We created a 1/4 fraction factorial design, which let us look at the effects of five factors. We had to make a trade-off: this design would not let us look at how interactions between our factors affected mushiness, but we could evaluate the main effects in only 8 runs.
The A, B, C, D, and E columns represent our variables. Each -1 represents the low value and each 1 represents the high value for the variable. So the variable settings for our first run (i.e., the first row) would be:
A. Thin casing
B. Bountiful filling
C. Ultra-starchy cheese-potato ratio
D. Sparse butter and onions
E. Super-hot pan
So assume that we followed the settings laid out in the next seven rows, or runs, of the experiment. We cooked (and ate) eight batches of pierogies made under different experimental conditions, and evaluated and recorded the mushiness of each batch. Assume that we asked all family members to sample the pierogies and assess their mushiness on a 100-point scale, and then we averaged the responses to form our final mushiness rating. We record our data in a new column in our Minitab worksheet, giving us something like this:
Now let's look at what we can learn by analyzing the data we collected. (First, a word of caution: my grandmother would have my head if I gave out any real information about her pierogi recipe, so all the settings and results related here are for demonstration purposes only. The data have been falsified. Therefore, we cannot be held responsible if you make and eat 8 batches of pierogies under these experimental conditions!)
To see what our data say, we'll choose Stat > DOE > Factorial > Analyze Factorial Design in Minitab. We enter the name of our data column, "Mushiness," as the response:
We'll also click on the "Graphs" button in this dialog, and ask it to give us a Pareto chart of the factor effects. When we analyze the data, we get the following graph:
The chart reveals that of the five factors we varied in our eight batches of pierogies, only C (cheese/potato ratio of the filling) and B (amount of filling in the pierogi) had a statistically significant relationship with the mushiness result.

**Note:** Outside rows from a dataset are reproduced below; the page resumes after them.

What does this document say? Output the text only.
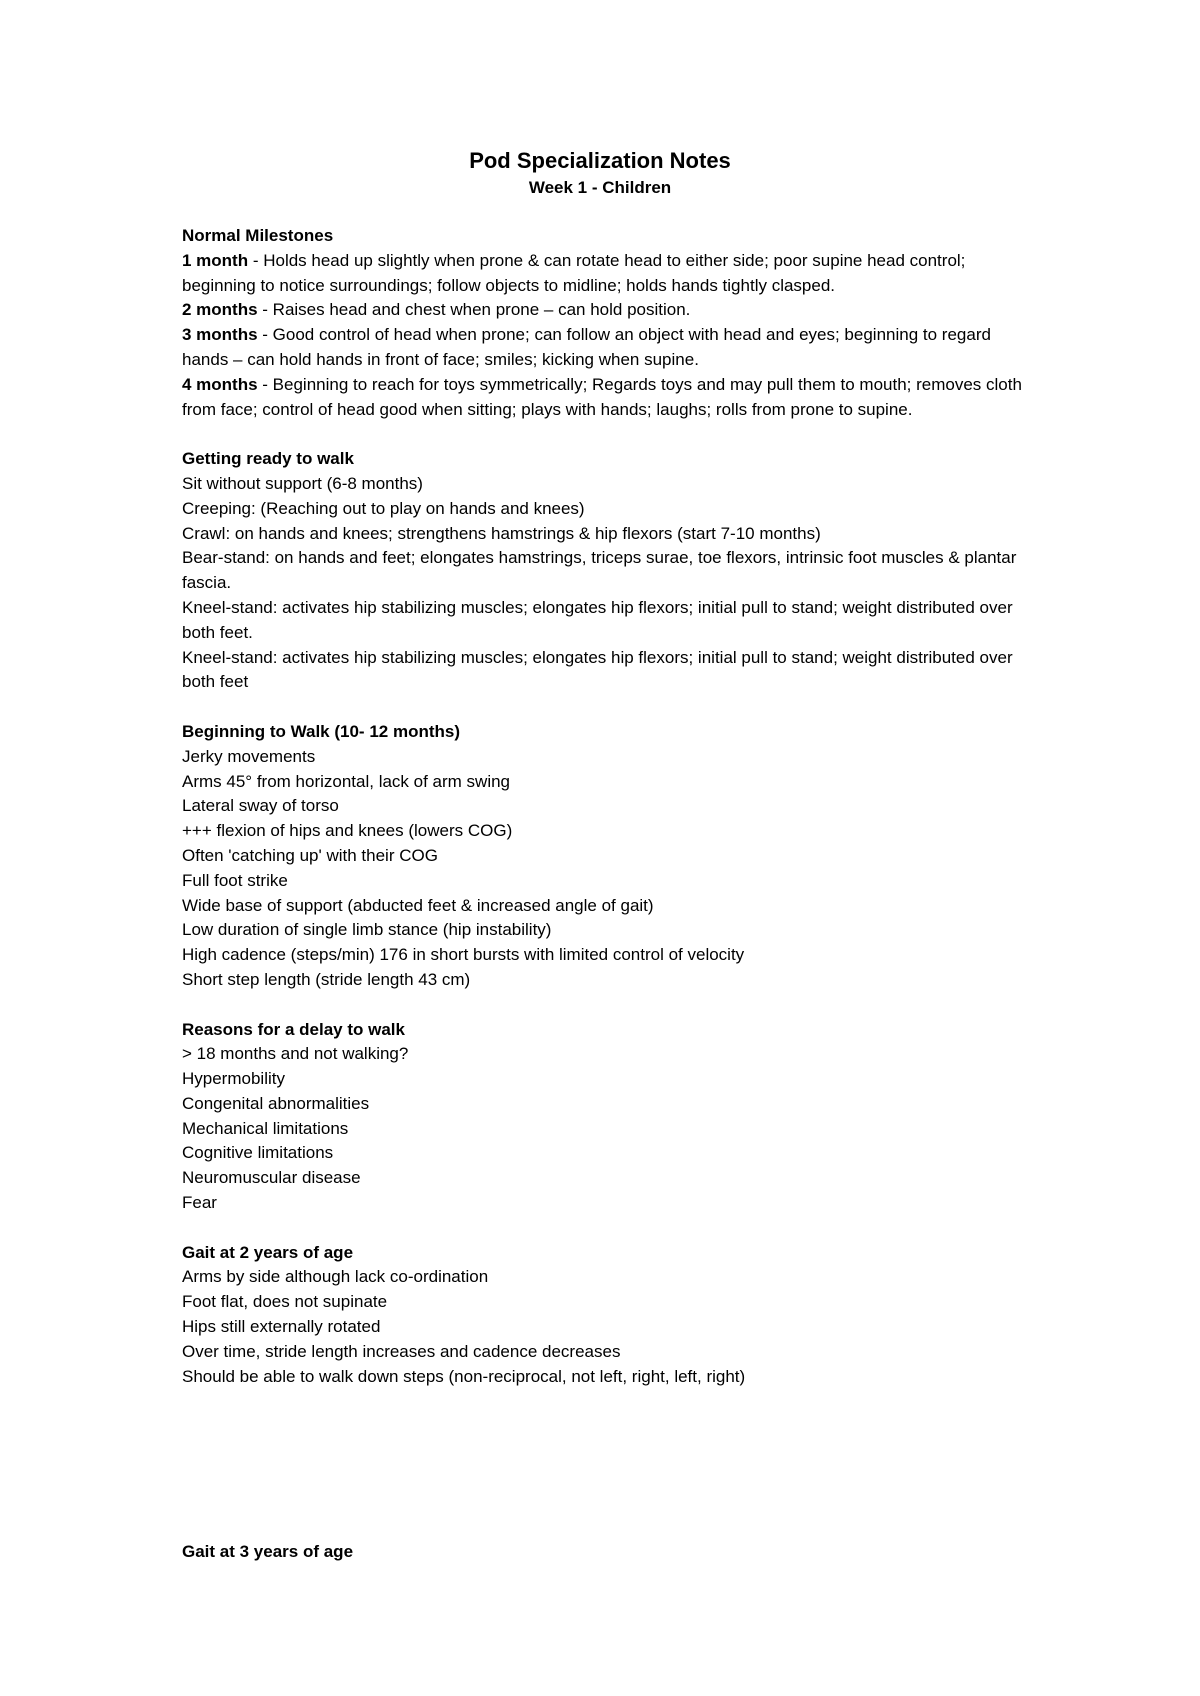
Pod Specialization Notes
Week 1 - Children

Normal Milestones

1 month - Holds head up slightly when prone & can rotate head to either side; poor supine head control; beginning to notice surroundings; follow objects to midline; holds hands tightly clasped.

2 months - Raises head and chest when prone – can hold position.

3 months - Good control of head when prone; can follow an object with head and eyes; beginning to regard hands – can hold hands in front of face; smiles; kicking when supine.

4 months - Beginning to reach for toys symmetrically; Regards toys and may pull them to mouth; removes cloth from face; control of head good when sitting; plays with hands; laughs; rolls from prone to supine.

Getting ready to walk

Sit without support (6-8 months)

Creeping: (Reaching out to play on hands and knees)

Crawl: on hands and knees; strengthens hamstrings & hip flexors (start 7-10 months)

Bear-stand: on hands and feet; elongates hamstrings, triceps surae, toe flexors, intrinsic foot muscles & plantar fascia.

Kneel-stand: activates hip stabilizing muscles; elongates hip flexors; initial pull to stand; weight distributed over both feet.

Kneel-stand: activates hip stabilizing muscles; elongates hip flexors; initial pull to stand; weight distributed over both feet

Beginning to Walk (10- 12 months)

Jerky movements

Arms 45° from horizontal, lack of arm swing

Lateral sway of torso

+++ flexion of hips and knees (lowers COG)

Often 'catching up' with their COG

Full foot strike

Wide base of support (abducted feet & increased angle of gait)

Low duration of single limb stance (hip instability)

High cadence (steps/min) 176 in short bursts with limited control of velocity

Short step length (stride length 43 cm)

Reasons for a delay to walk

> 18 months and not walking?

Hypermobility

Congenital abnormalities

Mechanical limitations

Cognitive limitations

Neuromuscular disease

Fear

Gait at 2 years of age

Arms by side although lack co-ordination

Foot flat, does not supinate

Hips still externally rotated

Over time, stride length increases and cadence decreases

Should be able to walk down steps (non-reciprocal, not left, right, left, right)

Gait at 3 years of age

But how can we use this information to adjust our settings so we get pierogies that are less (or more) mushy? Go to Stat > DOE > Factorial > Factorial Plots. Choose "Main Effects Plot" and click "Setup..." to bring up this dialog:
Since B and C were the only significant factors in our experiment, we select those as the factors to include in our plots. Minitab gives us the following:
The graph shows us the relationship between each factor and pierogi mushiness. If we want pierogies that are less mushy, we want to choose the lower amount of filling (B), and the higher cheese-potato ratio (C).
I hope this light-hearted experiment gives you a sense of what a powerful tool Design of Experiments is, and why it's so valuable across industries and professions.
But this simple experiment barely scratches the surface of what can be done with designed experiments in Minitab. For instance, Minitab's Response Optimizer tool can let you fine-tune the settings for several factors simultaneously to get the best settings for a process. That's invaluable in manufacturing, where even minute changes in settings can make a difference in product quality and/or the amount of materials used in the process...but that's a topic for a future blog post!